As many of you have seen, McDonald’s is running a campaign about their suppliers – potato, lettuce and beef so far – emphasizing the American multi-generational story. Many food providers are highlighting their local suppliers and cookbooks and magazine articles are dedicated to this trend wholeheartedly.
What is it about the McDonald’s campaign that seems so disingenuous then?
What it means to be a “supplier”
Certainly all types of restaurants and food providers have suppliers. But in today’s vernacular, talking about suppliers has become synonymous with talking about local, fresh, organic foods. The Farm Fresh movement has taken form to the point where we cannot go to our local Whole Foods or restaurant without hearing about the local suppliers and partners who work hard to bring fresh food to consumers and eaters.
McDonald’s does not typify the local neighborhood restaurant, but they are not claiming to in these videos. They are simply claiming to have suppliers. However, because our terminology for that word is ingrained with preconceived notions, McDonald’s using it seems disconnected with the larger supplier conversation.
Why do we eat at McDonald’s?
I’m a busy professional and can attest to the fact that McDonald’s serves a purpose for me. All my dining experiences cannot be at fancy places like Tico or Toro or even Russo‘s. So, I get why we eat at McDonald’s. But it is not because I expect “good food” when I go there. I can say I don’t want them to choose poor food and I still have a level of expectation that they source in a smart manner.
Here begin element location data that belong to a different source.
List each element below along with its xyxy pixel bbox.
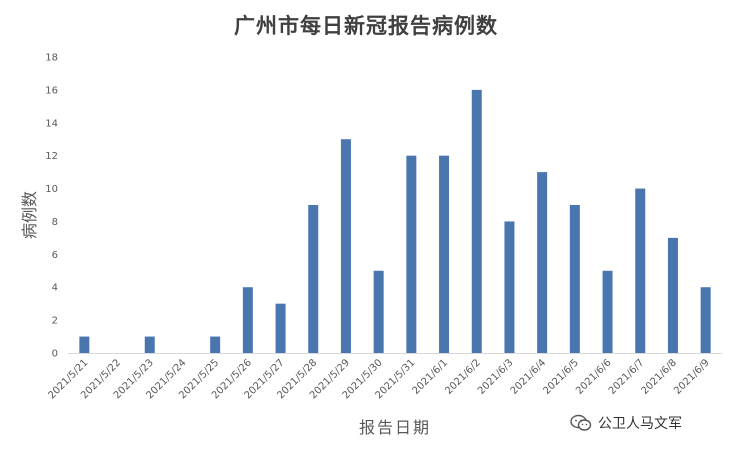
- bar: [242, 287, 253, 353]
- bar: [340, 139, 351, 353]
- bar: [406, 155, 417, 353]
- y-tick-label: 6: [52, 250, 58, 261]
- bar: [667, 237, 678, 353]
- x-axis-ticks: 2021/5/212021/5/222021/5/232021/5/242021…: [46, 357, 711, 401]
- x-axis-label: 报告日期: [358, 418, 431, 437]
- bar: [602, 270, 613, 353]
- bar: [504, 221, 515, 353]
- y-tick-label: 18: [45, 53, 58, 64]
- bar: [210, 336, 221, 353]
- y-tick-label: 0: [52, 349, 58, 360]
- x-tick-label: 2021/6/9: [672, 357, 712, 397]
- bar: [700, 287, 711, 353]
- bar: [635, 188, 646, 353]
- bar: [308, 205, 319, 353]
- y-tick-label: 16: [45, 85, 58, 96]
- y-tick-label: 14: [45, 118, 58, 129]
- bar: [439, 155, 450, 353]
- bar: [471, 89, 482, 353]
- bar: [537, 172, 548, 353]
- y-tick-label: 12: [45, 151, 58, 162]
- bar: [79, 336, 90, 353]
- chart-title: 广州市每日新冠报告病例数: [234, 13, 498, 38]
- bar: [373, 270, 384, 353]
- y-tick-label: 4: [52, 283, 58, 294]
- y-tick-label: 2: [52, 316, 58, 327]
- wechat-icon: [570, 414, 592, 431]
- bar: [275, 303, 286, 353]
- watermark: 公卫人马文军: [570, 412, 682, 434]
- y-tick-label: 10: [45, 184, 58, 195]
- bar: [144, 336, 155, 353]
- watermark-text: 公卫人马文军: [598, 416, 682, 432]
- y-tick-label: 8: [52, 217, 58, 228]
- y-axis-ticks: 0 2 4 6 8 10 12 14 16 18: [45, 53, 58, 360]
- bar-series: [79, 89, 711, 353]
- bar: [569, 205, 580, 353]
However, I am not immune to the fact that they have fully transformed the meat industry and even re-engineered the potato so their fries look better in their environmentally improved holder. What I do care about though is that the food is safe, hot, fast. I care about the service being clean, efficient, kind. I do not really care about their suppliers in the same way that I care about the suppliers to Whole Foods.
What should McDonald’s highlight?
McDonald’s has been around since 1940 and is the largest chain of hamburger fast food restaurants. They are doing something right. What makes them successful? Lower costs because of the high purchasing power they have? The ability to innovate and keep loyal consumers happy with the McRib and Monopoly? McDonald’s has an extensive consumer research group that can recognize patterns in order to meet the needs of their customers.
Is there a nugget of information in there that is specific to McDonald’s consumers that would prove a more believable and effective story?
What do you think?
What impact will the supplier videos have on McDonald’s top line?